Certificate of Non-Disqualification of Directors
Pursuant to Regulation 34(3) and Schedule V, Para C, Clause (10)(i) of SEBI (LODR)
Regulations,2015, Certificate of non-disqualification of Directors as on 31.03.2023 has
been received from Practicing Company Secretary and annexed as Annexure X of the
Directors' report.
Material Changes & Events after Balance Sheet Date
There are no material changes which have occurred after the date of the Balance Sheet
and the date of this Report.
Cautionary Statement:
The Board's Report and Management Discussion & Analysis may contain certain
statements describing the Company's objectives, expectations or forecasts that appear to
be forward-looking within the meaning of applicable securities laws and regulations while
actual outcomes may differ materially from what is expressed herein. The Company is not
obliged to update any such forward-looking statements. Some important factors that could
influence the Company's operations comprise economic developments, pricing and demand and
supply conditions in global and domestic markets, changes in government regulations, tax
laws, litigation and industrial relations.
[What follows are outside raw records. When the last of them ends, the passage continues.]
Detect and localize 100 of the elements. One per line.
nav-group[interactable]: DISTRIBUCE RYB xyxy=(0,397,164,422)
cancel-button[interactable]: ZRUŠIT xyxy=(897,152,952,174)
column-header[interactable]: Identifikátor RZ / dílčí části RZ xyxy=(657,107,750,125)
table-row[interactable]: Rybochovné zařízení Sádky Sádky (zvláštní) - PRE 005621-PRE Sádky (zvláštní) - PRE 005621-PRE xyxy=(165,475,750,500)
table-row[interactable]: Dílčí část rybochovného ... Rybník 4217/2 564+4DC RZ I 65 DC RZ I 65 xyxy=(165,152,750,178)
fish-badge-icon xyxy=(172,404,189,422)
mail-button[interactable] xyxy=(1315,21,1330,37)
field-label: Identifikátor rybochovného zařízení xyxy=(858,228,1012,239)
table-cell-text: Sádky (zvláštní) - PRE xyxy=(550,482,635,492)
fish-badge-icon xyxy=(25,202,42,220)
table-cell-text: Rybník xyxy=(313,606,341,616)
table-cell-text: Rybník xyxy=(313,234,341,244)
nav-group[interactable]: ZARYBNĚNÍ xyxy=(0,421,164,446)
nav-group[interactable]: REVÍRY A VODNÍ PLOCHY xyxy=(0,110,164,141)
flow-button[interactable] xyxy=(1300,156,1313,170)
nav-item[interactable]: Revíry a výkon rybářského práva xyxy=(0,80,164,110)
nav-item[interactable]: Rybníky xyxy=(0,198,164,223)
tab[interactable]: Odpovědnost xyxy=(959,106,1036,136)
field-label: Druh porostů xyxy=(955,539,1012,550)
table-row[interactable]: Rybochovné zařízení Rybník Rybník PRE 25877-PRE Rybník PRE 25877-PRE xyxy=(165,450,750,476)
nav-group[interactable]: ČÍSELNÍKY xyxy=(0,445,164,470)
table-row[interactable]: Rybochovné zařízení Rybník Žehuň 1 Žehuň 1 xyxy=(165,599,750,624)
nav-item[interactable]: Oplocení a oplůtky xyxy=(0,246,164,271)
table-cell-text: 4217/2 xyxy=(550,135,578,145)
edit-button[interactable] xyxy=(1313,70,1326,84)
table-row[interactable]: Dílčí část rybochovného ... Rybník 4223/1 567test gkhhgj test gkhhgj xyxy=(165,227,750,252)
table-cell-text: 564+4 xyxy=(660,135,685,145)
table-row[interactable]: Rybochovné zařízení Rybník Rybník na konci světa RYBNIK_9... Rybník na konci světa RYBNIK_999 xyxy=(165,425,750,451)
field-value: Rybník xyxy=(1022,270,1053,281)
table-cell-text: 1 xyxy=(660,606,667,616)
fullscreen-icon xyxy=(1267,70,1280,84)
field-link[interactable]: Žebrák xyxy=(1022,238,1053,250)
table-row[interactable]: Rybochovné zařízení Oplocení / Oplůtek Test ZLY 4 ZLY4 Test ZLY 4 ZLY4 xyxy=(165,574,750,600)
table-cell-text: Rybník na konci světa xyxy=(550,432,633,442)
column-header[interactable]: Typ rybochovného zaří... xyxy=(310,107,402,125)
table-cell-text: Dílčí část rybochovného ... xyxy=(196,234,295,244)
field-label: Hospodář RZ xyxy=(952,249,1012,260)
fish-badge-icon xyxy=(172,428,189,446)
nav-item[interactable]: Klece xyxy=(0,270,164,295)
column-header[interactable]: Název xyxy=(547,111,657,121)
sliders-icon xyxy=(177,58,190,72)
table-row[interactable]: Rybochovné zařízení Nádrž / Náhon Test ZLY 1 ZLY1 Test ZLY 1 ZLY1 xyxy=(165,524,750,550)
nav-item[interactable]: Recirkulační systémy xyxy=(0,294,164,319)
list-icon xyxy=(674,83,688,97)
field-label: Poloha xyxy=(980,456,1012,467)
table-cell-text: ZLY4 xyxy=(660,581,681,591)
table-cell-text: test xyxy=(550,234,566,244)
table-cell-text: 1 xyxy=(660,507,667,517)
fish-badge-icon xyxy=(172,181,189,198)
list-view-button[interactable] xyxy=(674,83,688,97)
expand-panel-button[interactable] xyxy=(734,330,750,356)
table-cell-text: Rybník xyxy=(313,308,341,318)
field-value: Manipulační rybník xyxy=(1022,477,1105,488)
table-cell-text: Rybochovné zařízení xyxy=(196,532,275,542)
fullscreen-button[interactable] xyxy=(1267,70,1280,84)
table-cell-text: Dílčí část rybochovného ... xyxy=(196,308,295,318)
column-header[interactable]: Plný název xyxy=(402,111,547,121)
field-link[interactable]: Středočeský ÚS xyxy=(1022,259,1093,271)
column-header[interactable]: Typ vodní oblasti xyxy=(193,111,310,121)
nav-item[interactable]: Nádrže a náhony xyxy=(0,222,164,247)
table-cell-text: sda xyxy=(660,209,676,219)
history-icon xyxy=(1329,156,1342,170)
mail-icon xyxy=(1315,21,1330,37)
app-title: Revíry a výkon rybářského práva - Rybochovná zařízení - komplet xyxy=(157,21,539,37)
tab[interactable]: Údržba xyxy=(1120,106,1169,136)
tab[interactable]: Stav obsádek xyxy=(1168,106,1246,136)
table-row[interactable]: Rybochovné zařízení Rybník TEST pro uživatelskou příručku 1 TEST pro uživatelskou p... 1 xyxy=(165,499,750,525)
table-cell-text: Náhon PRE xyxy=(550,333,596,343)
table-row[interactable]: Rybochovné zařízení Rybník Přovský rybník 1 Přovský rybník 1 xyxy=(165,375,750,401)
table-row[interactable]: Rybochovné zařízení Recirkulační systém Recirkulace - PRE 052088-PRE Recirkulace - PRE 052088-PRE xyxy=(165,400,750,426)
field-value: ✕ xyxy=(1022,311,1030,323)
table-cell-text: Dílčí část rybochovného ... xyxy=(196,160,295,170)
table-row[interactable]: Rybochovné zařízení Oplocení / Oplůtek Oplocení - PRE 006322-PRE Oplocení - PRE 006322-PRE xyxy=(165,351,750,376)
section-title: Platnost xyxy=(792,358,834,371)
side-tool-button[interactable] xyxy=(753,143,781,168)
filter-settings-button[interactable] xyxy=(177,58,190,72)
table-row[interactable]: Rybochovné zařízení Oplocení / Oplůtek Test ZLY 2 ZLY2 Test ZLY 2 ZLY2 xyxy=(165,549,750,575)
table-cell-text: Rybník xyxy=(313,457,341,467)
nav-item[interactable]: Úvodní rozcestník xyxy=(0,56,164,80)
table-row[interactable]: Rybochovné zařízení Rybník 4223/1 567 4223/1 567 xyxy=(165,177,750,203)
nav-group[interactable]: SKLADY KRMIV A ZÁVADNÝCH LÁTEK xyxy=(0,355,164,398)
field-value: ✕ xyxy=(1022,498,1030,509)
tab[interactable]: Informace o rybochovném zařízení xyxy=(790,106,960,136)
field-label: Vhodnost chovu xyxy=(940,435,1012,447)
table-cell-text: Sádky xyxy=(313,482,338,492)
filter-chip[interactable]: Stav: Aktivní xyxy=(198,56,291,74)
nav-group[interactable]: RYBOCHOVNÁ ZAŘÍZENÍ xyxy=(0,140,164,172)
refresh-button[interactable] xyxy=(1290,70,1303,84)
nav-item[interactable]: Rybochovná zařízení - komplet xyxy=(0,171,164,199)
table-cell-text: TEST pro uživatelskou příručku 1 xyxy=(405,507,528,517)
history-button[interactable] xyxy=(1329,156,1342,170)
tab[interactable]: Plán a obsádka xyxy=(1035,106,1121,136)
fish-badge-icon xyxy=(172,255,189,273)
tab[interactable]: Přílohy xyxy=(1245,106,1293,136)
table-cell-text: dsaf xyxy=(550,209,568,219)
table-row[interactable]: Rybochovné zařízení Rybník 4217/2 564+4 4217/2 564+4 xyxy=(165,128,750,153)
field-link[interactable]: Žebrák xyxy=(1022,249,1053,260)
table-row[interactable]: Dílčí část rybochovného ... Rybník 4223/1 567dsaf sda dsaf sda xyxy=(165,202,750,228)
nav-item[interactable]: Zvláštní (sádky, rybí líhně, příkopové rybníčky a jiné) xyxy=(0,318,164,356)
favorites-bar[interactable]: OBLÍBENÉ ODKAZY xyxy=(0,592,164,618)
Appreciation & Acknowledgements
The Board wishes to place on record its gratitude for the assistance and co-operation
received from the financial institutions, banks, government authorities, customers,
vendors and farmers, cane growers and finally to all its members for the trust and
confidence reposed on the Company. The Board further wishes to record its sincere
appreciation for the significant contributions made by employees at all levels for their
competence, dedication and contribution towards the operations of the Company.